(Jesús Sánchez Adalid– Sacerdote y escritor)
“Decía san Agustín: “Se cansa uno de un alimento, de una bebida, de un espectáculo; se cansa uno de esto y de aquello, pero nadie se cansó nunca de la salud (…) de idéntica manera, tampoco allí producirá cansancio la caridad, la inmortalidad o la eternidad”
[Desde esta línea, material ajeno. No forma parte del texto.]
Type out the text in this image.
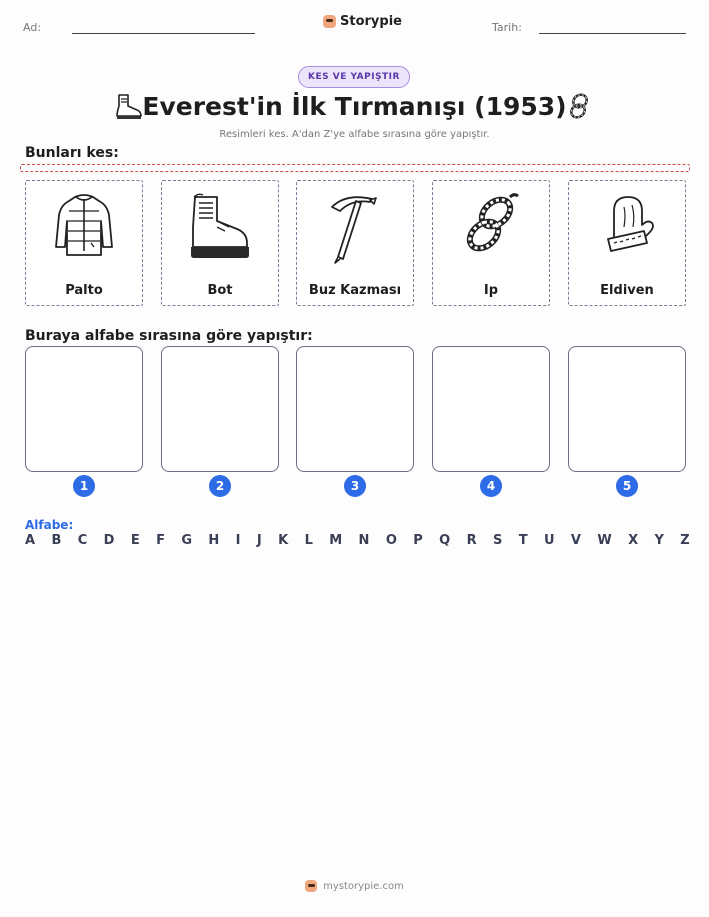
Ad:	Storypie	Tarih:
KES VE YAPIŞTIR
Everest'in İlk Tırmanışı (1953)
Resimleri kes. A'dan Z'ye alfabe sırasına göre yapıştır.
Bunları kes:
Palto	Bot	Buz Kazması	Ip	Eldiven
Buraya alfabe sırasına göre yapıştır:
1	2	3	4	5
Alfabe:
A B C D E F G H I J K L M N O P Q R S T U V W X Y Z
mystorypie.com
La Pascua tiene que ver con lo inconcebible; con algo que nuestros sentidos no alcanzan. Por eso su realidad extraordinaria nos sale al encuentro todavía sólo a través de la Palabra. Los evangelistas tuvieron que traducir lo incomprensible a los idiomas usados por la gente. Y no se puede describir -mucho menos explicar- la resurrección de Jesús. Porque hay cosas que no se pueden traducir a ningún idioma. Según los relatos del Nuevo Testamento, el ojo humano no vio la Resurrección en sí; ninguno de los discípulos aseguró haber percibido -no digamos entendido- la manera y naturaleza del acontecimiento. Nadie estuvo presente. Habría sido muy fácil para ellos, o para sus sucesores inmediatos, llenar ese vacío escandaloso con adornos imaginarios: por ejemplo, un escenario apocalíptico, con impresiones descomunales y un impacto de proporciones cósmicas. Pero, precisamente porque ningún evangelista se atrevió a mejorar ni embellecer algo que no habían visto, todo aquello gana en veracidad. Aun resultando inconcebible.
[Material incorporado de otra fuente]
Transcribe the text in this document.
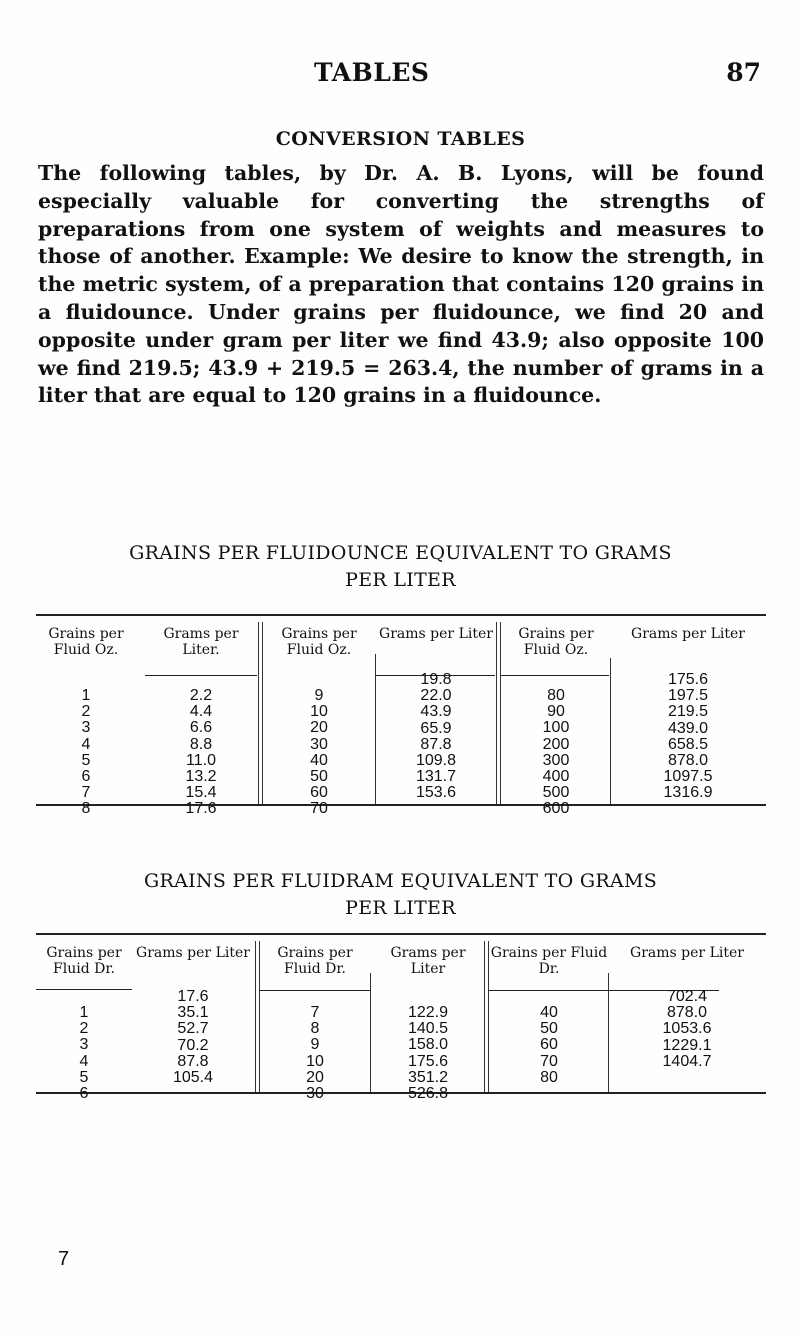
TABLES	87
CONVERSION TABLES

The following tables, by Dr. A. B. Lyons, will be found especially valuable for converting the strengths of preparations from one system of weights and measures to those of another. Example: We desire to know the strength, in the metric system, of a preparation that contains 120 grains in a fluidounce. Under grains per fluidounce, we find 20 and opposite under gram per liter we find 43.9; also opposite 100 we find 219.5; 43.9 + 219.5 = 263.4, the number of grams in a liter that are equal to 120 grains in a fluidounce.

GRAINS PER FLUIDOUNCE EQUIVALENT TO GRAMS
PER LITER
Grains per Fluid Oz.
1
2
3
4
5
6
7
8
Grams per Liter.
2.2
4.4
6.6
8.8
11.0
13.2
15.4
17.6
Grains per Fluid Oz.
9
10
20
30
40
50
60
70
Grams per Liter
19.8
22.0
43.9
65.9
87.8
109.8
131.7
153.6
Grains per Fluid Oz.
80
90
100
200
300
400
500
600
Grams per Liter
175.6
197.5
219.5
439.0
658.5
878.0
1097.5
1316.9
GRAINS PER FLUIDRAM EQUIVALENT TO GRAMS
PER LITER
Grains per Fluid Dr.
1
2
3
4
5
6
Grams per Liter
17.6
35.1
52.7
70.2
87.8
105.4
Grains per Fluid Dr.
7
8
9
10
20
30
Grams per Liter
122.9
140.5
158.0
175.6
351.2
526.8
Grains per Fluid Dr.
40
50
60
70
80
Grams per Liter
702.4
878.0
1053.6
1229.1
1404.7
7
No queda más remedio que acudir a los símbolos: el del fuego en la iglesia oscura; la luz del cirio pascual o el agua de la fuente, oasis que representa la salvación en medio del desierto… Todo esto nos trae a la memoria una realidad renovadora, exultante y definitiva. Decía san Agustín: “Se cansa uno de un alimento, de una bebida, de un espectáculo; se cansa uno de esto y de aquello, pero nadie se cansó nunca de la salud. Así, pues, como aquí, en esta carne mortal y frágil, en medio del tedio originado por la pesantez del cuerpo, nunca ha podido darse que alguien se cansara de la salud, de idéntica manera, tampoco allí producirá cansancio la caridad, la inmortalidad o la eternidad” (Sermón 299 B,2). La Resurrección, con toda su fuerza espiritual, como una intuición íntima, está escrita en nuestras almas. Y el ojo del corazón, el ojo de la fe, sabe leerla e interpretarla. Explicarla es otra cosa…
En el nº 2.656 de Vida Nueva.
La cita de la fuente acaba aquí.